Friday 26 March 2016
TBS was delighted to host a MAIASTRA CONCERT as an addition to our normal programme.
There was a bonus in the form of a “surprise” concert offered to the Tilford Bach Society on Saturday, 26 March at the Farnham Methodist Church. There was no charge for tickets but a retiring offering for the works of Maiastra, the charity providing the concert.
Music and musicians benefit from a number of foundations and charities designed in different ways to encourage emerging professional musicians and Maiastra is one such, but with a special approach.
It offers four courses a year to which the chosen musicians are invited to spend about a week of intensive training on selected musical works under the guidance of a well known professional musician who acts as the course director. At the end of the course, the group perform concerts to audiences chosen for their musical sophistication. This was therefore an evening when everybody present considered themselves chosen and privileged.
The works selected were two ‘Viola Quintets’, the combination being slightly unusual – the commonest format for string ensemble being the ‘String Quartet’ of two violins, a viola and a cello. Just add one viola and you have a ‘Viola Quintet’. The title is slightly misleading because the two violas do not dominate the works, they simply differentiate the instrumental grouping.
The first work was Mozart’s Viola Quintet in C (K.515), a superb work little heard in live performance because of the relative difficulty of assembling a quintet. Mozart’s genius for opera comes through in many parts of the work with the exchange of musical ideas between instruments, particularly the first violin and the cello.
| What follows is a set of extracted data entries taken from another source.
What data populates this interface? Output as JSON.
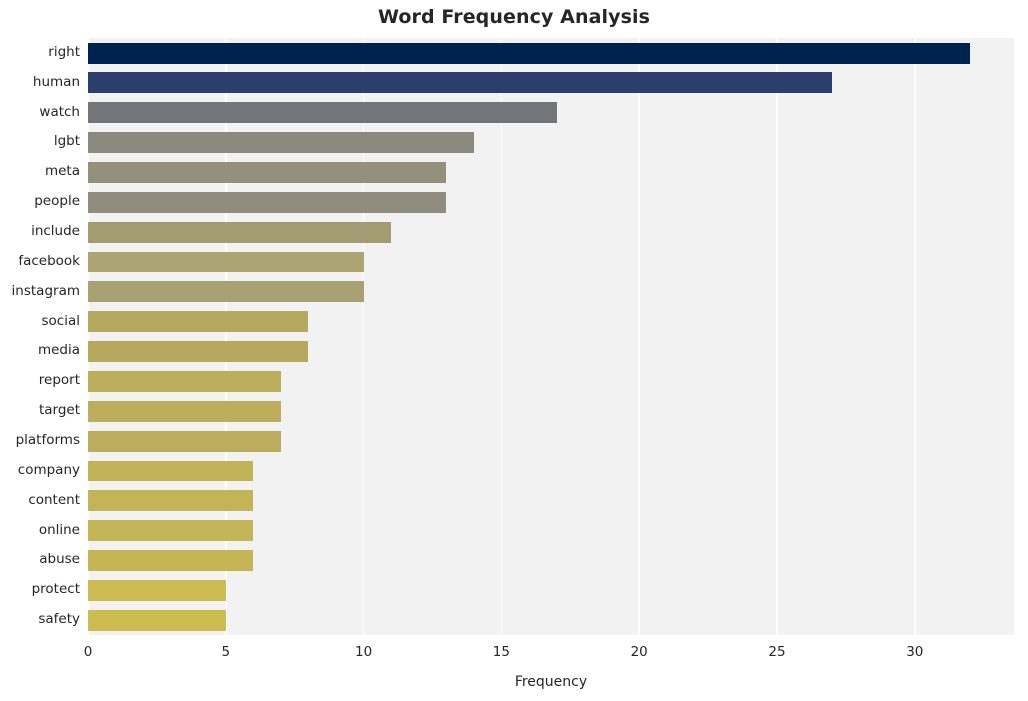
{
  "chart_data": {
    "type": "bar",
    "orientation": "horizontal",
    "title": "Word Frequency Analysis",
    "xlabel": "Frequency",
    "ylabel": "",
    "xlim": [
      0,
      33.6
    ],
    "ylim": [
      0,
      20
    ],
    "grid": true,
    "grid_axis": "x",
    "legend": null,
    "xticks": [
      0,
      5,
      10,
      15,
      20,
      25,
      30
    ],
    "xticklabels": [
      "0",
      "5",
      "10",
      "15",
      "20",
      "25",
      "30"
    ],
    "categories": [
      "right",
      "human",
      "watch",
      "lgbt",
      "meta",
      "people",
      "include",
      "facebook",
      "instagram",
      "social",
      "media",
      "report",
      "target",
      "platforms",
      "company",
      "content",
      "online",
      "abuse",
      "protect",
      "safety"
    ],
    "values": [
      32,
      27,
      17,
      14,
      13,
      13,
      11,
      10,
      10,
      8,
      8,
      7,
      7,
      7,
      6,
      6,
      6,
      6,
      5,
      5
    ],
    "bar_colors": [
      "#00224e",
      "#2b3f6c",
      "#74757b",
      "#8b8a7f",
      "#94907a",
      "#908d7e",
      "#a39c72",
      "#ada471",
      "#a9a173",
      "#b5a85f",
      "#b6a95e",
      "#bcae5c",
      "#bcae5c",
      "#bbad5d",
      "#c2b358",
      "#c3b457",
      "#c4b556",
      "#c5b555",
      "#ccbb50",
      "#cdbc4f"
    ],
    "plot_background": "#f2f2f3",
    "gridline_color": "#ffffff",
    "figure_background": "#ffffff",
    "text_color": "#262626"
  }
}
After an interval, the audience heard the Mendelssohn Viola Quintet in B flat Opus 87, published posthumously because the composer did not greatly like it himself, being unhappy with the finale. The TBS audience clearly disagreed, respectfully, with the composer’s own assessment. The whole work is enjoyable and uplifting, and the finale rushes to a wonderful climax.
The enthusiasm of the audience ensured an encore from this talented group, which comprised two Japanese, a Portuguese a German and a British musician. The course director, Arisa Fujita, is an established professional who played first violin. The students are all highly talented string players who, having come together for this particular musical programme, may sadly never play together again.